Emotions are not controllable, nor is it something one could always explain. THIS is a simple idea, one I DID know before I went to Europe. But I’ve always been good at fighting it off and burying my emotions. You may call that sweeping it under something. I just call it “put a hard face on and completely ignore it.” Sometimes I reflect on what first impressions strangers may have of me, and the word “restrained” would come to mind. Something about living in the European summer heat tormented my emotional wall into pieces. I remember going to the movie theater alone one night, one of the last few I had in Spain, and cried out loud in the dark through the enter Pixar movie Inside Out, and felt refreshed and recharged after. Without the stares and norms of a familiar place, I all of a sudden learned to let go.

It was not until more recently, almost a year after the emotional Inside Out, when I found the right words to describe my “European Experience.” Two weeks ago, an individual I just met but with whom I built an instant trust with, told me: “Siyu, you need to learn how to handle your unpopular emotions.”
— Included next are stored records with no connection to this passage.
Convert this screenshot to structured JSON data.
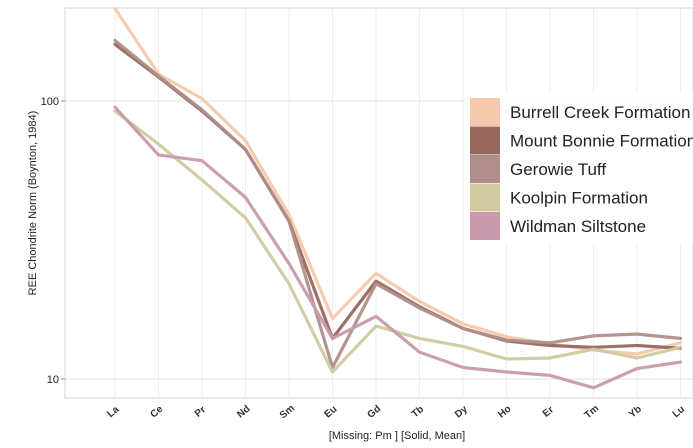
{
  "chart_data": {
    "type": "line",
    "ylabel": "REE Chondrite Norm (Boynton, 1984)",
    "xlabel": "[Missing: Pm ]  [Solid, Mean]",
    "y_scale": "log",
    "ylim": [
      9,
      230
    ],
    "y_ticks": [
      10,
      100
    ],
    "grid": true,
    "legend_position": "top-right",
    "categories": [
      "La",
      "Ce",
      "Pr",
      "Nd",
      "Sm",
      "Eu",
      "Gd",
      "Tb",
      "Dy",
      "Ho",
      "Er",
      "Tm",
      "Yb",
      "Lu"
    ],
    "series": [
      {
        "name": "Burrell Creek Formation",
        "color": "#f5c9ad",
        "values": [
          215,
          125,
          102,
          72,
          39,
          16.5,
          24,
          19,
          15.8,
          14.2,
          13.4,
          12.7,
          12.3,
          13.5
        ]
      },
      {
        "name": "Mount Bonnie Formation",
        "color": "#98685f",
        "values": [
          160,
          122,
          92,
          67,
          37,
          14,
          22.5,
          18.2,
          15.2,
          13.7,
          13.2,
          13,
          13.2,
          12.9
        ]
      },
      {
        "name": "Gerowie Tuff",
        "color": "#b08e89",
        "values": [
          165,
          123,
          93,
          67,
          37,
          11,
          22,
          18,
          15.2,
          13.8,
          13.5,
          14.3,
          14.5,
          14
        ]
      },
      {
        "name": "Koolpin Formation",
        "color": "#cfcaa0",
        "values": [
          92,
          70,
          52,
          38,
          22,
          10.6,
          15.5,
          14,
          13.1,
          11.8,
          11.9,
          12.8,
          11.9,
          13
        ]
      },
      {
        "name": "Wildman Siltstone",
        "color": "#c99aac",
        "values": [
          95,
          64,
          61,
          45,
          26,
          14,
          16.8,
          12.5,
          11,
          10.6,
          10.3,
          9.3,
          10.9,
          11.5
        ]
      }
    ]
  }
}
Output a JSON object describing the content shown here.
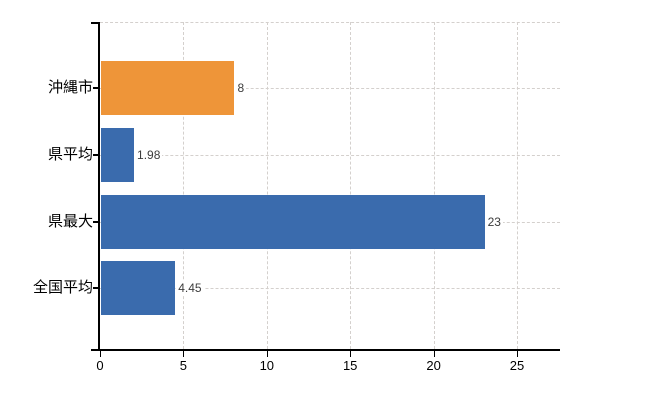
{
  "page": {
    "background": "#ffffff"
  },
  "chart_data": {
    "type": "bar",
    "orientation": "horizontal",
    "title": "",
    "xlabel": "",
    "ylabel": "",
    "categories": [
      "沖縄市",
      "県平均",
      "県最大",
      "全国平均"
    ],
    "values": [
      8,
      1.98,
      23,
      4.45
    ],
    "value_labels": [
      "8",
      "1.98",
      "23",
      "4.45"
    ],
    "bar_colors": [
      "#ee9539",
      "#3a6bad",
      "#3a6bad",
      "#3a6bad"
    ],
    "x_tick_values": [
      0,
      5,
      10,
      15,
      20,
      25
    ],
    "x_tick_labels": [
      "0",
      "5",
      "10",
      "15",
      "20",
      "25"
    ],
    "xlim": [
      0,
      27.6
    ],
    "grid": {
      "style": "dashed",
      "color": "#d4d0cd",
      "vertical_at_ticks": true,
      "horizontal_at_categories": true,
      "top_edge_line": true
    },
    "legend": "none",
    "colors": {
      "axis": "#000000",
      "value_label": "#3c3c3c",
      "category_label": "#000000",
      "tick_label": "#000000"
    }
  }
}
I followed up by asking what “unpopular emotions” entail, and he explained by saying that outgoing, happiness, lightheartedness and so on, all of those are emotions that people want to surround themselves with. These emotions make you friendlier and more popular among groups. But the ones we often consider negative, like melancholy, frustrations and jealousy, are not generally liked in this culture of ours and often make one less popular. For that reason, many people neglect their “unpopular emotions” on a constant basis, including me. This means it’s a norm for many of us to put our own emotional needs below other people’s judgments.

And for the past couple of weeks, not one second did I manage to get this comment out of my head.

Here’s another word I hate: epiphany. But you know when you are supposedly having an epiphany, everything you see in life seems to be reiterating this big mental breakthrough that you underwent? Well, that’s essentially how I felt. Two days ago, I watched a YouTube video of one of my favorite artists, promoting her new album. Her name is Aurora, a Norwegian singer/songwriter who just turned 20 – young and talented.

In the video, the artist said:

I think we are very afraid to feel, especially if it’s a sad feeling.

We don’t want to think about anything that makes us sad.

My album, is mainly about how bad experiences from the past

can be good memories.

It’s kind of like you come to peace with everything that’s happened.

And what used to be bad memories and bad experiences, you just accept them.

Here, I would like to push it one step further and say that it’s more than just accepting. It’s about embracing. It’s about acknowledging and feeling the pain, learning to adjust to the guilt, and instead feel the excitement of rebirth from the pain we’ve had in the past. It’s so much easier when you bump into something, and without stopping, without acknowledging the pain, or the upset, or whatever negative feeling you bundle up inside of you, you just carry on and keep walking. But sadness doesn’t leave. And without accepting and embracing the unpopular emotions, they’d slowly become our baggage rather than our assets.

For this reason, the less than a dozen blog posts from my months in Barcelona will stay on this blog. They are going nowhere. They represent my past and history. And some of them trigger bad memories. But they are just as important as what’s ahead. I will be carrying these memories and lessons through this future adventure, with Princeton in Asia, into what is my personal untapped territory of Southeast Asia. I will gain more experiences, some of which will be great, and some will be sad. I will treasure all of them nonetheless.

P.S. I realized even when this blog was first created, I never explained why “drizzle.” That’s what my name means in Mandarin. Siyu, 斯雨, drizzle, the weather of that Friday night 20 something years ago when I was born. Thank you, I think it’s poetic, too.